History in Review
|The French Revolution and Napoleon: A Sourcebook
Edited by Philip G. Dwyer and Peter McPhee. (Routledge, London and New York: 2002. Pg. xxii, 213. Illustrated) ISBN: 0-415-19908-5.
Reviewed by Auggie Moore - January 21, 2003
Sourcebooks are phenomenal tools for students doing basic research in a particular field. The French Revolution and Napoleon: A Sourcebook, edited by Philip G. Dwyer and Peter McPhee, is a useful and well-organized sourcebook on the French Revolution and Napoleon. This book is an anthology primary texts on this period, all in English tranlation. Texts included range from personal papers to state documents such as the Declaration of the Rights of Man and of the Citizens of 1789.
The documents that comprise the backbone of this book serve to explain the causes leading up to the French Revolution, in addition to the events that occurred during the revolution, and those immediately and afterwards. They look not only at the historical/political facets of these events, but also how they affected people on a personal level. These documents also enable the reader to explore the repercussions that occurred as a result of the revolution. The documents also look at the wider implications of the revolution in regard to world politics.
This sourcebook includes introductory passages that provide background information on the various topics addressed in the book. In addition, each document is accompanied by commentary by the book's editors, plus source information on where the document was obtained. French terms used in the text, such as sans-culottes, fédérés, menu peuple, and jeunesse dorée, are fully explained.
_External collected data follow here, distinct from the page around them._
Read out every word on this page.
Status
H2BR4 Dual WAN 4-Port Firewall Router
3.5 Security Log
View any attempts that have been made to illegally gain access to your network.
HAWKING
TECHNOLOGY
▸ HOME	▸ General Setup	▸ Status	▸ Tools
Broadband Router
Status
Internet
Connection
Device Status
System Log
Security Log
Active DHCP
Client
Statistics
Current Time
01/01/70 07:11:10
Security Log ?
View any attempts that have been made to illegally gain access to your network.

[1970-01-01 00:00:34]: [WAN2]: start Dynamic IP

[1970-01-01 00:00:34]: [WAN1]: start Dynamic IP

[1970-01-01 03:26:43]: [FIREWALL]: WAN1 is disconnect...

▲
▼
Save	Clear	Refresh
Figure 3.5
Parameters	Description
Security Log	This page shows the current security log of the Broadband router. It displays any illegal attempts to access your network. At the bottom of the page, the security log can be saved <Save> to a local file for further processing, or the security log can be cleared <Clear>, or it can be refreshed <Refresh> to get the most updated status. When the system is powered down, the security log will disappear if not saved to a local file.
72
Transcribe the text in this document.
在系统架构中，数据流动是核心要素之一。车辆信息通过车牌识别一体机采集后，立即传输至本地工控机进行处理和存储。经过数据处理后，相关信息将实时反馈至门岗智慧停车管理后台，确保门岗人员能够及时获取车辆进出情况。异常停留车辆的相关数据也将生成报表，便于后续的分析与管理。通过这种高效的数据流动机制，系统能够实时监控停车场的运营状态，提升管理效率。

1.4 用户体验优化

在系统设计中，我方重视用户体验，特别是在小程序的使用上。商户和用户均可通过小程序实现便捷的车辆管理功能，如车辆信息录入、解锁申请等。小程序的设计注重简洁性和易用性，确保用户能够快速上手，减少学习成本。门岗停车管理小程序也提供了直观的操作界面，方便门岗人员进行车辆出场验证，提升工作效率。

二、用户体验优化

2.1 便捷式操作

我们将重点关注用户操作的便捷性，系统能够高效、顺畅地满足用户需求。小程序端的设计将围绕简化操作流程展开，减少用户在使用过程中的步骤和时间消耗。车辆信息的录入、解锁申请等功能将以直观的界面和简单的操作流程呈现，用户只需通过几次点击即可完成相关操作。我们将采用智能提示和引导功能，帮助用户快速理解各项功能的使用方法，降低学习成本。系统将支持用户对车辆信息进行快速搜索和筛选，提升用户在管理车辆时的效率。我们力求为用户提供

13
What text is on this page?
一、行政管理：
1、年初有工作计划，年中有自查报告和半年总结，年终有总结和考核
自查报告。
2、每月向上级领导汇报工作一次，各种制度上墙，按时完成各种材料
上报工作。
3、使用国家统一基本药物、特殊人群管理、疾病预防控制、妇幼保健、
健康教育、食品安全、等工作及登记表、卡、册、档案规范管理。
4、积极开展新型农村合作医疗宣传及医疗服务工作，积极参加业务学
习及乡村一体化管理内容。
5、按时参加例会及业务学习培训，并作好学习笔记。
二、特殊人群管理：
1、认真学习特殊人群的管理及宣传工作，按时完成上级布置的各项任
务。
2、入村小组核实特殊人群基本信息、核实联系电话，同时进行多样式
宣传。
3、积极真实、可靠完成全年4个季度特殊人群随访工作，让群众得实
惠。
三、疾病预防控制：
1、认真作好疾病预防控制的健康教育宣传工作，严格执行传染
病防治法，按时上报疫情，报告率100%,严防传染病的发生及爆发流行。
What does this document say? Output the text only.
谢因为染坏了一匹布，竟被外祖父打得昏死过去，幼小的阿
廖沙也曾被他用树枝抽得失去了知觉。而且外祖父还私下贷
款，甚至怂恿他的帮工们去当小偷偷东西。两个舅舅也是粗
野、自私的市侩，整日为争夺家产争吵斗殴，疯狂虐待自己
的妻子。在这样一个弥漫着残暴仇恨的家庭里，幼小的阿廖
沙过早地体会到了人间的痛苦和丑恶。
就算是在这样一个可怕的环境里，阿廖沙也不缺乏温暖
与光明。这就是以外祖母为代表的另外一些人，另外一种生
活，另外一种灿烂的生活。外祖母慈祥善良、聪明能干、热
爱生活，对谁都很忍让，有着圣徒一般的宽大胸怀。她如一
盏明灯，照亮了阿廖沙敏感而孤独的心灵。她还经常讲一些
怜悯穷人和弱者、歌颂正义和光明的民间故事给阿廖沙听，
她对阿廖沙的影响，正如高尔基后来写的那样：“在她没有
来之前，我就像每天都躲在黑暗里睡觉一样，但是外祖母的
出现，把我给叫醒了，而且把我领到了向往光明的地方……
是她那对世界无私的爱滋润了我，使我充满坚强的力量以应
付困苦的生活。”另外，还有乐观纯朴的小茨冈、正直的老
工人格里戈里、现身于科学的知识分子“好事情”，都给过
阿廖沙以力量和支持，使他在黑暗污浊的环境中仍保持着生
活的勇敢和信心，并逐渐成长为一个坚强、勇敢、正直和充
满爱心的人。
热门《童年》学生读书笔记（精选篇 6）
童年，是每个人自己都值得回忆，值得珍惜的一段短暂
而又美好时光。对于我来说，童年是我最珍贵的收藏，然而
This sourcebook is an ideal research tool. It is also perfect for use in undergraduate level history courses when used in conjunction with other texts. Alone it is insufficient to fully provide students with a firm grasp of the major issues surrounding the French Revolution and Napoleon's reign. However, when combined with a comprehensive history of the period, this sourcebook will serve to bring French history to life through the words of the people who lived the events being studied.